Impaired driving is operating a vehicle under the influence of any mind altering substance – not just alcohol.
“A sobriety checkpoint is a predetermined location at which law enforcement officers stop vehicles to check whether the driver is impaired. They either stop every vehicle or stop vehicles at some regular interval, such as every third or tenth vehicle. The purpose of checkpoints is to deter driving after drinking by increasing the perceived risk of arrest.” – CDC
In researching DUI checkpoints, I found pushback. There are websites that exist solely to argue the perceived “illegality” of them, stating that checkpoints are unconstitutional and a waste of resources – when any level of research will tell you that DUI checkpoints are enormously effective, reducing “alcohol-related fatal, injury, and property damage crashes each by about 20 percent. Similarly, a meta-analysis found that checkpoints reduce alcohol-related crashes by 17 percent, and all crashes by 10 to 15 percent.”
Last month, one Thousand Oaks checkpoint on one night net 3 DUI arrests. That is not insignificant. Many think that driving under the influence is a phenomena fallen to the wayside with the rise of companies like Uber but that is highly debated.
Impaired Driving by the Numbers
- 44% Drove from Bars, Clubs or Restaurants – The most commonly reported places of last drink prior to DUI arrest were a bar, club or restaurant (44%) or a private residence (43%).
- 6 Drinks – The average number of drinks consumed on the day of DUI arrest.
- 10 miles Driven – The average number of miles driven from the place of last drink before being stopped by a law enforcement officer.
- 1 in 3 had Passengers – One-third (32%) of all participants reported that they had at least one passenger in their car when they were stopped and arrested for a DUI.
- 1 in 10 Used Drugs Other than Alcohol – Eleven percent of all participants reported that they had used other drugs besides alcohol on the day of their arrest. Among the respondents who reported using other drugs, besides alcohol, on the day of their DUI arrest, respondents most frequently reported using prescription drugs (45%) or marijuana (43%) (Source: POLD, 2014).
- 1 in 4 had Twice the Legal BAC – One-quarter (24%) of participants indicated that their blood alcohol content (BAC) level was at or above twice the legal limit (? 0.16) (Source: POLD, 2014).
- 1 in 4 Fatal Crashes Involve Impaired Driving – Impaired driving from alcohol and other drug use still accounts for approximately 24% of fatal crashes even though alcohol and drug crashes only make up 8% of the total vehicle crashes in Ventura County (Source: SWITRS, prepared and maintained by CHP, 2014).
- 241 Victims – In 2014, nine individuals lost their lives to impaired drivers and an additional 232 were injured by impaired drivers in Ventura County (Source: SWITRS, prepared and maintained by CHP, 2014).

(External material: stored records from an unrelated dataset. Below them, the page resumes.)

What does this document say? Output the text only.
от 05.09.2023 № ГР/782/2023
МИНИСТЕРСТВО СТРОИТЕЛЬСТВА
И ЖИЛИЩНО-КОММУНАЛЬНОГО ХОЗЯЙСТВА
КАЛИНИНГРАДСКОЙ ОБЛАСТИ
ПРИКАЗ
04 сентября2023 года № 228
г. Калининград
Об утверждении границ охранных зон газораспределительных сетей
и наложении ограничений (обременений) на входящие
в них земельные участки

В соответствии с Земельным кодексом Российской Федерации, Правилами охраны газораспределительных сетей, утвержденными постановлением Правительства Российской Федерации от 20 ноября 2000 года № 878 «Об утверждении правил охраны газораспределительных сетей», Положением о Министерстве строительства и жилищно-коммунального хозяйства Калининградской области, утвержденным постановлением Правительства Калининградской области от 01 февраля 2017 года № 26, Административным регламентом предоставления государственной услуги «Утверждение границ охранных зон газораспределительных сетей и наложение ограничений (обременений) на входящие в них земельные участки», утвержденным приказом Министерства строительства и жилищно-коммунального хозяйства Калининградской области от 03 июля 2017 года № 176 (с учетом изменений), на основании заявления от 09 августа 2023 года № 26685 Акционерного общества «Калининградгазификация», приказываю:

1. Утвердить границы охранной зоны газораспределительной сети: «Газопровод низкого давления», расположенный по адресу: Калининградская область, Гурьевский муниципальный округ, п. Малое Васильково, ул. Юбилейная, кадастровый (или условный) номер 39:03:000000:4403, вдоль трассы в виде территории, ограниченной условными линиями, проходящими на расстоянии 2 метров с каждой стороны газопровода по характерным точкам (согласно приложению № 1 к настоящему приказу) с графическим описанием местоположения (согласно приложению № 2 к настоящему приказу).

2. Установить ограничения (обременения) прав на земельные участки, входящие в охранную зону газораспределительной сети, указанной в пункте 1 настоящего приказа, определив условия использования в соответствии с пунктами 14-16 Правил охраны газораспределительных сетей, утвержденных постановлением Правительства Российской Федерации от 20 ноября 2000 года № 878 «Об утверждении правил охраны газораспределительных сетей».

- 3,261 Arrests – In 2013, there were 3,261 driving under the influence arrests in Ventura County (Source: California DMV, 2013). Alcohol use was the most commonly reported reason for arrest (94%) but use of illegal drugs or prescription drugs made up 4% of DUI arrests, and an additional 2% were arrested for impaired driving due to both alcohol and drug use (Source: POLD, 2014).
- 46% of Residents Do Not Designate a Driver – From a Countywide Impaired Driving Survey in 2015 of Ventura County residents, among respondents who stated they party/go out with friends, 46% indicated they do not “always” have a designated driver (DD). In fact, 12% indicated “never” having a DD when out consuming alcohol.
Impaired driving is a huge problem. Shouldn’t we be taking every preventative measure in this field?